(Lawyer Stephen Bronstein entering court, Feb 2013)
By Kathleen Martens
A Vancouver lawyer will keep all of his residential school compensation cases after turning his practice around.
Stephen Bronstein was at risk of losing the lucrative files after complaints were made to a Vancouver Supreme Court judge.
But Justice Brenda Brown made a decision that lets Bronstein see his remaining 150 compensation applications through to the end.
This is not how most of these cases have gone. Already, two lawyers have been disbarred and a third is facing a complaint before the law society in his province.
More are seeing their work reviewed by an investigator for the court, along with non-legal firms that wrongly charged residential school survivors for filling out their applications for compensation under the Independent Assessment Process (IAP).
Brown was concerned about the impact on survivors and their IAP applications if she kicked their lawyer out of the IAP, as she has done in the past.
Bronstein’s work was flagged for the court in late 2012 after some survivors complained about the alleged actions of a convicted killer on parole he employed to help them with their IAP paperwork.
Bronstein helped 1,400 residential school survivors apply for compensation for serious physical and sexual abuse suffered at the notorious former residential schools.
Some of his clients – who were described as unable to read or write – said parolee Ivon Johnny was harassing them for a cut of their compensation money and they feared for their safety. Three of them filed affidavits with the court alleging Johnny took between $10,000 and $50,000 from them.
But Bronstein told an investigator for the court he didn’t believe the accusations. He said he knew Johnny was on parole because he represented him as an IAP client. But after reading the parole decision he decided to hire Johnny at up to $50 an hour for a total of $180,000 from mid-2008 to mid-2012.
After the court became involved, Johnny’s parole was revoked but no new criminal charges were laid against him.
Justice Brown then put Bronstein’s work under supervision beginning in 2013 – at the lawyer’s expense.
After a bumpy start, the supervising lawyer recently reported that Bronstein and his associates had upped their game and improved the “manner in which Mr. Bronstein’s claims were proceeding.”
Brown acknowledged the improvement in her written decision obtained by APTN Investigates but noted the turnaround didn’t happen without “significant court intervention.”
Brown said this new way of doing things would benefit Bronstein’s remaining clients.
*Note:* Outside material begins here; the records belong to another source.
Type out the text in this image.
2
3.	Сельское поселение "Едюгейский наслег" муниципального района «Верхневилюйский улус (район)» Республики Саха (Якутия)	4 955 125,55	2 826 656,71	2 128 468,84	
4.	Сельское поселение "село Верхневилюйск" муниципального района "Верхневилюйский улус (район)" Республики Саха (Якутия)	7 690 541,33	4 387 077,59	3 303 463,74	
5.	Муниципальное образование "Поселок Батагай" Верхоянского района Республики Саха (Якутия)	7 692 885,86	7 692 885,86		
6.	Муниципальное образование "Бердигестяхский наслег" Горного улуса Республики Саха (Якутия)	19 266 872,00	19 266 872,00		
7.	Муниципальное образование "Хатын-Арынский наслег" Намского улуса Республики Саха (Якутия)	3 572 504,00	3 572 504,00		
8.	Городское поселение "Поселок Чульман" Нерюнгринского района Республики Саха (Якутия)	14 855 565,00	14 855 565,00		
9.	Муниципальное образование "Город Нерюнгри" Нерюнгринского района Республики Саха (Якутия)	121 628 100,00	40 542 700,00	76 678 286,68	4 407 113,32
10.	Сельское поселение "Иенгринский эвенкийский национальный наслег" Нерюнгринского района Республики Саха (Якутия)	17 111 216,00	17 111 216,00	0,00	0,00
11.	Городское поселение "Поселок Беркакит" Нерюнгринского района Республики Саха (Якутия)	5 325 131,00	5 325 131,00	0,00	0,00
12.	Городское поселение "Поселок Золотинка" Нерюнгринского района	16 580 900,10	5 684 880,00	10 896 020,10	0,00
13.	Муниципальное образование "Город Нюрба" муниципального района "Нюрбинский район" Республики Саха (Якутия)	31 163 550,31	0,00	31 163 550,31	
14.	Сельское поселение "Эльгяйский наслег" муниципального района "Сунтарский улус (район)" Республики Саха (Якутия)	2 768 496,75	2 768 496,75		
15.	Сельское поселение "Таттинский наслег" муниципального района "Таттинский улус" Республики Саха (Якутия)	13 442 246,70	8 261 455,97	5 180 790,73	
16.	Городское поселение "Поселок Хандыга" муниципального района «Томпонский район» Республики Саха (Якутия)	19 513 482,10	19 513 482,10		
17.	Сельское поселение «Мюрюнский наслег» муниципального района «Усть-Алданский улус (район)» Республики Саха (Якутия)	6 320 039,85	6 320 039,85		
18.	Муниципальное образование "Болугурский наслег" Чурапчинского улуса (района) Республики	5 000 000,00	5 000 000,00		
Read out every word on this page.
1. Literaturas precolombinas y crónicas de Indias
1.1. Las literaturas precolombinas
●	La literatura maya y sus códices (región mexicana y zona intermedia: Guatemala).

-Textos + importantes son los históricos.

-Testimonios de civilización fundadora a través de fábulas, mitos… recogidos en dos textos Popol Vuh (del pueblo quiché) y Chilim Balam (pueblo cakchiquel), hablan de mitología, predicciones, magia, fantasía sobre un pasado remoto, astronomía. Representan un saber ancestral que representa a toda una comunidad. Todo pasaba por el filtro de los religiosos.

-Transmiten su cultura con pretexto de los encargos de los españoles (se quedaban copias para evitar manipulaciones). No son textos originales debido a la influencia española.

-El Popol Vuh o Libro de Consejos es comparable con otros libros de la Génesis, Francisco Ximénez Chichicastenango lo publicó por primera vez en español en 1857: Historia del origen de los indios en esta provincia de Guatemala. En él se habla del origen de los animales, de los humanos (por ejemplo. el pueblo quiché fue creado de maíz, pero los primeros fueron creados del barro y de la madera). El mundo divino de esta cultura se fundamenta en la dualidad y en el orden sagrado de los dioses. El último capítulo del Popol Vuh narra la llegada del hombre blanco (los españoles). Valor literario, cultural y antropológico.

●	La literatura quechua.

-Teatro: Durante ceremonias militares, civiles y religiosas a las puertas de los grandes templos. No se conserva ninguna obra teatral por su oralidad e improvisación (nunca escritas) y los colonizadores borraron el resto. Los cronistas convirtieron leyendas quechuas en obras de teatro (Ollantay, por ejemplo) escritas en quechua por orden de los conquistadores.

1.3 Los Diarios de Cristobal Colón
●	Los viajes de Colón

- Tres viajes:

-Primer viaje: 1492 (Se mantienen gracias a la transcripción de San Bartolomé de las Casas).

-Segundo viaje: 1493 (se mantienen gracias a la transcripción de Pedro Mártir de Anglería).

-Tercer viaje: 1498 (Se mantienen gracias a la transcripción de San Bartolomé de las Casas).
Removing the lawyer and transferring his files to another lawyer would have seriously delayed his ongoing IAP cases.
He “has demonstrated that with continual supervision, (his firm) can provide service to its clients that is consistent with IAP best practices.”
Bronstein was ordered to reimburse the cost of the court-ordered investigation into his legal work. That amount has not yet been made public.
It was an extensive review that questioned a number of Bronstein’s practices. Some of those practices, said Brown, still trouble her even though Bronstein stopped doing them. She directed him to turn over more information about those practices for further review.
As for the three survivors who allege Johnny stole from them, Brown said they have the option of suing Bronstein.
“I direct that should Bronstein’s three clients who allege that Mr. Johnny took a portion of their settlement funds wish to pursue actions (whether jointly or individually), a trial or trials be conducted to determine Bronstein’s liability in that respect,” she wrote.